Honderd Dagen Offensief: Einde WOI (1918)

Overzicht van de geallieerde offensieven op het Westfront in 1918, die leidden tot de doorbraak van de Hindenburglinie en de wapenstilstand.

Het Honderd Dagen Offensief (8 augustus – 11 november 1918) was een reeks van geallieerde offensieven die leidde tot het einde van de Eerste Wereldoorlog. De opmars begon met de Slag bij Amiens (8–12 augustus) en resulteerde uiteindelijk in de wapenstilstand van 11 november 1918. Tijdens deze periode werden de Duitse troepen teruggedreven naar de Hindenburglinie, die uiteindelijk werd doorbroken door opeenvolgende geallieerde overwinningen, te beginnen met de Slag bij het St. Quentin-kanaal op 29 september.

Hoewel de term “Honderd Dagen Offensief” geen vooraf geplande campagne aanduidt, markeert het een snelle reeks geallieerde successen die de oorlog in Europa beslechtten. Dit artikel onderzoekt de achtergrond, militaire strategieën en de opeenvolgende veldslagen die tot deze beslissende periode leidden.

Achtergrond van het Honderd Dagen Offensief

De Duitse Lenteoffensieven

In het voorjaar van 1918 probeerde het Duitse leger een beslissende overwinning te behalen aan het Westfront. Dit begon met het Lenteoffensief (21 maart – 18 juli), een reeks Duitse aanvallen, waaronder Operatie Michael en Operatie Georgette. Hoewel de Duitsers aanzienlijke terreinwinst boekten en tot aan de rivier de Marne oprukten, slaagden ze er niet in om de geallieerden een fatale klap toe te brengen.

De Duitse offensieven waren duur in termen van manschappen en materieel, en tegen de zomer begon het Duitse leger zijn momentum te verliezen. Op 18 juli startten de geallieerden onder bevel van de Franse opperbevelhebber Ferdinand Foch een tegenoffensief, de Tweede Slag bij de Marne. De Duitsers werden gedwongen zich terug te trekken, en Foch werd daarop bevorderd tot Maarschalk van Frankrijk.

Geallieerde Herstelplannen

Met het momentum aan geallieerde zijde werd besloten om door te zetten met een reeks aanvallen langs het Westfront. De Britten, Fransen en Amerikanen stonden sterker dan ooit dankzij een constante aanvoer van verse troepen, waaronder Amerikaanse eenheden onder leiding van generaal John J. Pershing.

Het plan voor een offensief werd ontwikkeld door de Britse generaal Sir Douglas Haig en goedgekeurd door Foch. De regio rond de rivier de Somme, nabij Amiens, werd gekozen als startpunt. Dit gebied was strategisch belangrijk vanwege de nabijheid van een belangrijk spoorwegknooppunt dat de Duitse aanvoerlijnen ondersteunde. Bovendien was het terrein gunstig voor tanks, een relatief nieuwe maar effectieve oorlogsvoeringstechniek.
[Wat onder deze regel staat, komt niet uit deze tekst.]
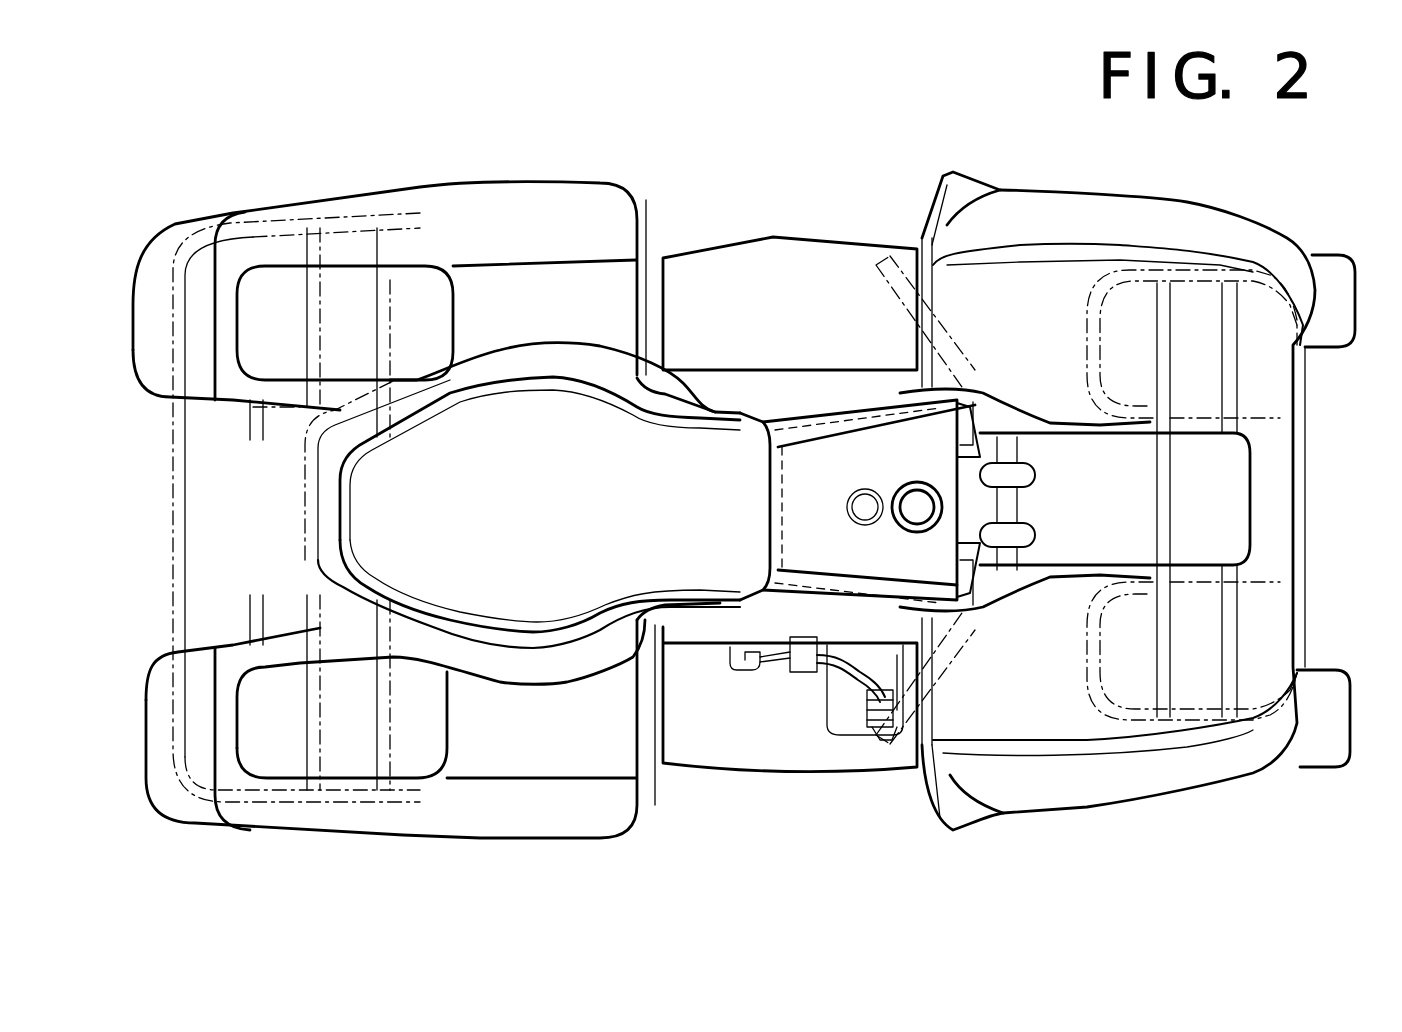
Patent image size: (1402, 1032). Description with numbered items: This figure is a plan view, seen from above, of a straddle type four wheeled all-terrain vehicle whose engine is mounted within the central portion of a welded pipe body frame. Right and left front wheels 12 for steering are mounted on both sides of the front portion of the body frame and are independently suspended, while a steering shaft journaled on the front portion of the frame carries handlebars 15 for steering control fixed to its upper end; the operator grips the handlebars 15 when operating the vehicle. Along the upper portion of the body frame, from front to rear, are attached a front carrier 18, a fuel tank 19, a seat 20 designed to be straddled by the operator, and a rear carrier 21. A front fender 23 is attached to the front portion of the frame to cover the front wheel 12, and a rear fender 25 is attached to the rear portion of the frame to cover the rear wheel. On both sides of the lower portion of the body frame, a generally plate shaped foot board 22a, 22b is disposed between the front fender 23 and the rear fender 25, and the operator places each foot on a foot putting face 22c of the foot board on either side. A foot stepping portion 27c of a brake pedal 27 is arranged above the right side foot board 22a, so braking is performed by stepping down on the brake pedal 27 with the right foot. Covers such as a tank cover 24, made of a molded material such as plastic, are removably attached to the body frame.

The front wheel 12 is at (1333, 330).
The handlebars 15 is at (967, 640).
The front carrier 18 is at (1250, 722).
The fuel tank 19 is at (785, 607).
The seat 20 is at (645, 472).
The rear carrier 21 is at (283, 797).
The right side foot board 22a is at (693, 773).
The foot board 22b is at (773, 239).
The foot putting face 22c is at (848, 270).
The front fender 23 is at (1117, 787).
The tank cover 24 is at (855, 692).
The rear fender 25 is at (407, 822).
The brake pedal 27 is at (867, 615).
The foot stepping portion 27c is at (887, 740).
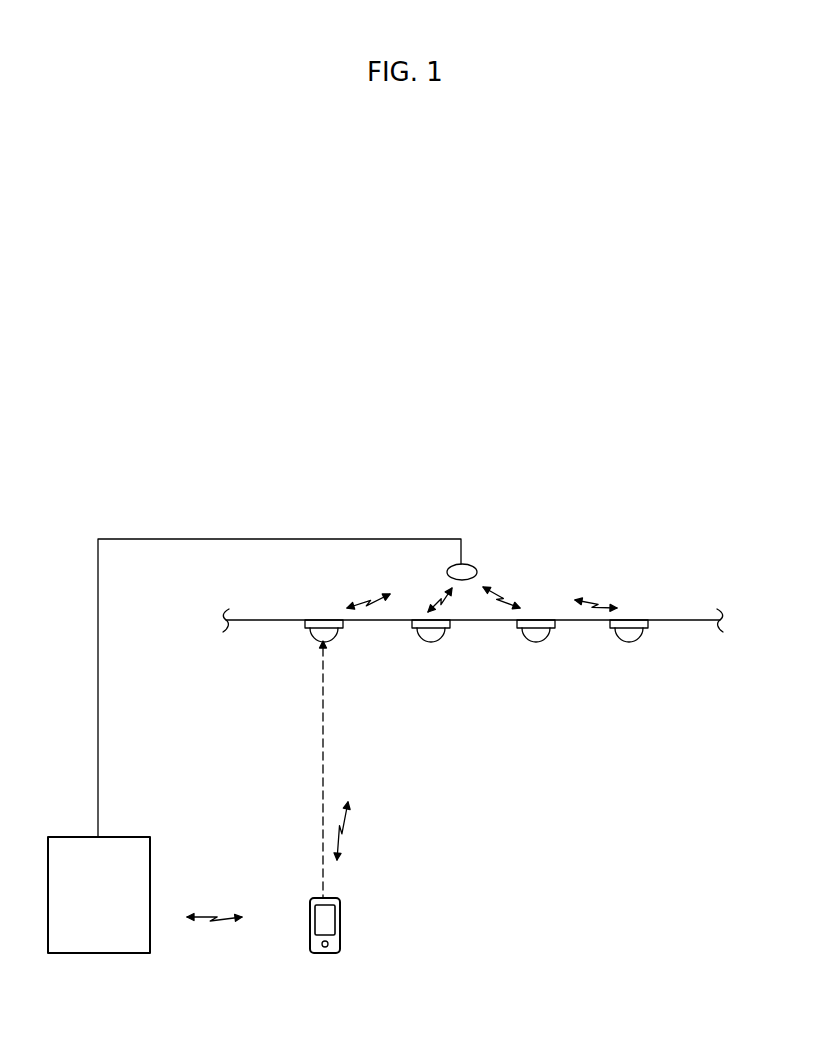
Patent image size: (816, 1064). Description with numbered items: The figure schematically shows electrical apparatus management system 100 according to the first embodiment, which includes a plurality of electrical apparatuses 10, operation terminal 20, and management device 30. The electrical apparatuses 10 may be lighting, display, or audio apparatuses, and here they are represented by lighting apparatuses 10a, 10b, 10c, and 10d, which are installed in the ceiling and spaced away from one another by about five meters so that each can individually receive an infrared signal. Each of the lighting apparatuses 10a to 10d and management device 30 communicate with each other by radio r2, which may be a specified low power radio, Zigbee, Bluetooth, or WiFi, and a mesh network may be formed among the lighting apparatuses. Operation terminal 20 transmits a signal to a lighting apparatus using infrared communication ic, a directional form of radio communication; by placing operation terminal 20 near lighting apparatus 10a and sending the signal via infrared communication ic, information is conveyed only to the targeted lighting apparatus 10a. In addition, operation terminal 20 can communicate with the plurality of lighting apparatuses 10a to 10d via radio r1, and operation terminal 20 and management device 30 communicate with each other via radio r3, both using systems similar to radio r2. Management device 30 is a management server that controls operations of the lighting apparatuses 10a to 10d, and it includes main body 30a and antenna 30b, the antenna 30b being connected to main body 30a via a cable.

The electrical apparatus management system 100 is at (77, 503).
The electrical apparatus 10 is at (630, 718).
The lighting apparatus 10a is at (335, 642).
The lighting apparatus 10b is at (444, 642).
The lighting apparatus 10c is at (551, 642).
The lighting apparatus 10d is at (644, 642).
The operation terminal 20 is at (327, 955).
The management device 30 is at (130, 953).
The main body 30a is at (70, 954).
The antenna 30b is at (471, 564).
The infrared communication ic is at (312, 769).
The radio r1 is at (353, 831).
The radio r2 is at (483, 593).
The radio r3 is at (214, 903).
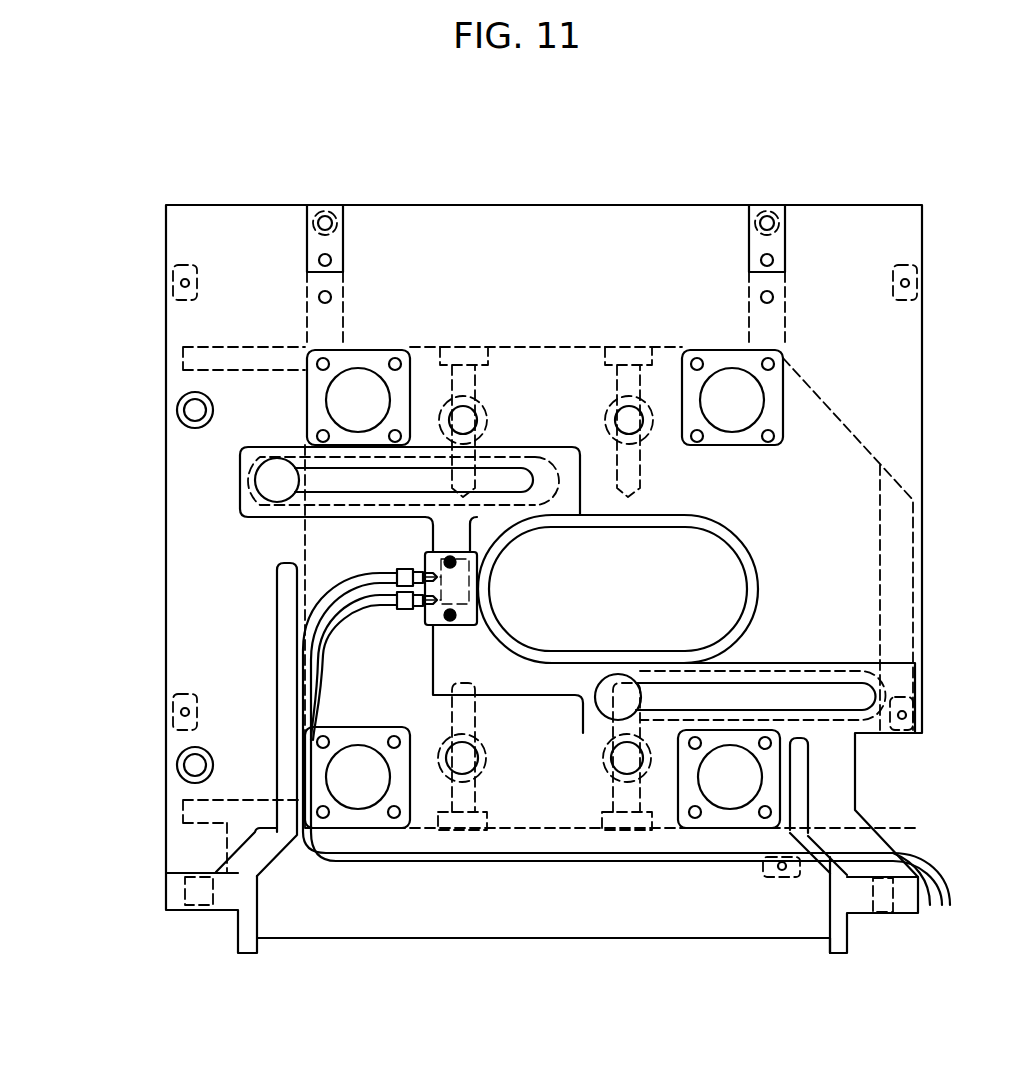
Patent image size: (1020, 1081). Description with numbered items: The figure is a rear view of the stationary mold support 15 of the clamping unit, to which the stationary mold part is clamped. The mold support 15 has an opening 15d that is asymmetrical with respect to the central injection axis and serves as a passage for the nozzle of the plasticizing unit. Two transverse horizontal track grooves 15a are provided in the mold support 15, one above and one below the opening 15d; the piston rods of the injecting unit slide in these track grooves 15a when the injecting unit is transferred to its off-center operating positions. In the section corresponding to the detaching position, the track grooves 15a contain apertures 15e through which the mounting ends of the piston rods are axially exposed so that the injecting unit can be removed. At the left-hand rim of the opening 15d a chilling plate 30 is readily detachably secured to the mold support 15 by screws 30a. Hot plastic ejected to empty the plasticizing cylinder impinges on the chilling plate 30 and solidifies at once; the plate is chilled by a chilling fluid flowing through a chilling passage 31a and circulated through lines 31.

The stationary mold support 15 is at (375, 205).
The track grooves 15a is at (511, 468).
The opening 15d is at (597, 620).
The apertures 15e is at (268, 480).
The chilling plate 30 is at (415, 556).
The screws 30a is at (452, 615).
The lines 31 is at (330, 622).
The chilling passage 31a is at (440, 613).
Met deze voorbereidingen in gang werd op 8 augustus 1918 het eerste grote offensief gelanceerd: de Slag bij Amiens.

Het Begin van het Honderd Dagen Offensief

De Slag bij Amiens (8–12 augustus 1918)

Het Honderd Dagen Offensief begon op 8 augustus 1918 met de Slag bij Amiens, een gecombineerde aanval van Britse, Australische, Canadese en Franse troepen. De aanval was zorgvuldig voorbereid en maakte gebruik van een combinatie van infanterie, artillerie, tanks en luchtsteun om de Duitse linies te doorbreken.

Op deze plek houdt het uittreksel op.